Note the similarities between Ruth and Lorelai – both struggling single mothers who need money for their children’s education. Both will even suffer the setback of a fire!

The Money Pit

MICHEL: How about ‘The Money Pit’?

In American slang, a “money pit” is any property, possession or business which takes up an increasingly large amount of money to maintain it – usually more than was foreseen or budgeted for.

Michel is possibly referencing the 1986 comedy film The Money Pit, starring Tom Hanks and Shelley Long as a couple struggling to renovate their recently bought house. It closely parallels the 1948 Cary Grant comedy, Mr Blandings Builds His Dream House, and received lukewarm reviews. The movie does have a happy ending, a possible foreshadowing that Lorelai and Sookie will have one too.

“Sing out, Louise”

RORY: I pledge myself to the Puffs, loyal I’ll always be …
FRANCIE: Sing out, Louise.

Francie is quoting from the 1962 musical comedy-drama film Gypsy, based on the 1959 stage musical, Gypsy: A Musical Fable, adapted from the 1957 autobiography Gypsy: A Memoir by burlesque entertainer Gypsy Rose Lee.

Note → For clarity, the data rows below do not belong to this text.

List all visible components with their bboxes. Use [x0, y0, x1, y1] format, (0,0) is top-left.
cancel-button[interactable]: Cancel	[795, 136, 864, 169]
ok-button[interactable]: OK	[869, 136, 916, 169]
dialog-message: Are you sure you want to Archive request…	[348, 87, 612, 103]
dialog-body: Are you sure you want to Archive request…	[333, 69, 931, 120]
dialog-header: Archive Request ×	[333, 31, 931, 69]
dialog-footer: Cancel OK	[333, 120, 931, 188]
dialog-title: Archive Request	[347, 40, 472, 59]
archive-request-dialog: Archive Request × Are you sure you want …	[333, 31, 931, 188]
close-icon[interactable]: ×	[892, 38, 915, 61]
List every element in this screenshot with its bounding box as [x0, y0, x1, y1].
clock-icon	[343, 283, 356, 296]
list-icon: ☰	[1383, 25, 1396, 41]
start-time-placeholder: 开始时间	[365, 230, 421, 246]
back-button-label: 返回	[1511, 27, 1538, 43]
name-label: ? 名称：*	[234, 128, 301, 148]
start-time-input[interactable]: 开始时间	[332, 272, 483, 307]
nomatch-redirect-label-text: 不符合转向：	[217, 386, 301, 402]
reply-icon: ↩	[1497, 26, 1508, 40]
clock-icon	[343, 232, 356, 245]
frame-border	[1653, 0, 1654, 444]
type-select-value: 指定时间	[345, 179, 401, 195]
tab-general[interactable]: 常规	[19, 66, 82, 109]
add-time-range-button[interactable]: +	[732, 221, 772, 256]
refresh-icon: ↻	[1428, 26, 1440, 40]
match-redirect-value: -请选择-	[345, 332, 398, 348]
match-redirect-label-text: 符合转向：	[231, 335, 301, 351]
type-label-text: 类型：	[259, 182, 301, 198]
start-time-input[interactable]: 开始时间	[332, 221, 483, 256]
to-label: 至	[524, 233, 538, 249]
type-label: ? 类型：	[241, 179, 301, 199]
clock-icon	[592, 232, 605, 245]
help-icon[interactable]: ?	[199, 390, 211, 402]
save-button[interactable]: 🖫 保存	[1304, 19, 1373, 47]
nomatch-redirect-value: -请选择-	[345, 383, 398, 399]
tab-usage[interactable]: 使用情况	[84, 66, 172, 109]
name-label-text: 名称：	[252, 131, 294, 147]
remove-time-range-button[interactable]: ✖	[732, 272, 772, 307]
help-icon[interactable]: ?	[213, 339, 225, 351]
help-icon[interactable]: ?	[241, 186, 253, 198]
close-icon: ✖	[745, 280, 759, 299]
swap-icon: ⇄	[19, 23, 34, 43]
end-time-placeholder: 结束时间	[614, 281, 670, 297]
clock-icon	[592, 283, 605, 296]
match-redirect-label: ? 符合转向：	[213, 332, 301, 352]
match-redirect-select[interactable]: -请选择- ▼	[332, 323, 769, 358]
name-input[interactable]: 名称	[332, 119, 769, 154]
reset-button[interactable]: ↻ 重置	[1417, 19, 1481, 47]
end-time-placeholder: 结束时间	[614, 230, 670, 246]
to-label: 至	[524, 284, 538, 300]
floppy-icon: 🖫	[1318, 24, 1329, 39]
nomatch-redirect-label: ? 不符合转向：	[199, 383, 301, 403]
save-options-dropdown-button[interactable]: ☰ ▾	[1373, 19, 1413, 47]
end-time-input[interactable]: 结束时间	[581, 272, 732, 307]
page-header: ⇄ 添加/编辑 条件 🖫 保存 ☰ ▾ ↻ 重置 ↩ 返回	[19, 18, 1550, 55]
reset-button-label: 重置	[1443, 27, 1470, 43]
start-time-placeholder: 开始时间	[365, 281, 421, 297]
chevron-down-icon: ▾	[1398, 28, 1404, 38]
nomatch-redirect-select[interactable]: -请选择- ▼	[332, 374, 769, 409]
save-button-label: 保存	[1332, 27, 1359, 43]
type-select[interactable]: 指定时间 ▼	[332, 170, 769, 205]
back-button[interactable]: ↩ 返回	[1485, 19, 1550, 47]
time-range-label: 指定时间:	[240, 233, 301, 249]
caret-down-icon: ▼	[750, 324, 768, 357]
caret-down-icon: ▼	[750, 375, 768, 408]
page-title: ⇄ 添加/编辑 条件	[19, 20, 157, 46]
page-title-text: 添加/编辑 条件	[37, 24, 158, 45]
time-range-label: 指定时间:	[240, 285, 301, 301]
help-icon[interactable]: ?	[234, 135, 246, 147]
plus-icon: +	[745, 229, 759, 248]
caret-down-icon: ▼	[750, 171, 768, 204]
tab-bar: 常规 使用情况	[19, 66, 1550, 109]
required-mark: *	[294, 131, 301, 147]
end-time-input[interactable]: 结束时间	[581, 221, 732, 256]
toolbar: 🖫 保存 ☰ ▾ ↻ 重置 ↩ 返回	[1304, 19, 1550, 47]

The film is about a domineering stage mother named Rose Hovick (Rosalind Russell), who drags her beautiful, gifted daughter June, and June’s shy, less-talented older sister Louise (Natalie Wood) around the country in her efforts to get them noticed. When June rebels and elopes, all of Rose’s efforts are poured into the seemingly impossible task of making Louise a star.

In the film (or the musical, originally starring Ethel Merman as Mama Rose), Rose makes her entrance by shouting, “Sing out, Louise!”, during her daughter’s audition. Francie is likewise encouraging the mumbling Rory to speak up while she recites her pledge.

In the film, the awkward Louise unexpectedly finds success as a burlesque star under the name Gypsy Rose Lee, which is what allows her freedom from her mother at last – a hint that shy Rory will find her own way to escape Francie’s clutches.

Dancing

Lorelai and Chris dance together beautifully, symbolically showing that they have sexual compatibility. See how happy they look together, enjoying each other’s physicality and natural playfulness, while Miss Patty presides over them approvingly.

In contrast, Rory and Dean dance awkwardly together, looking nervous and unsure of themselves. It suggests that they are not sexually fluent, being inexperienced teenagers, and is perhaps a sign that there is something lacking in Rory and Dean’s relationship. Tellingly, Miss Patty worried that Rory might hurt Dean with her bad dancing – a foreshadowing of the pain she will cause him.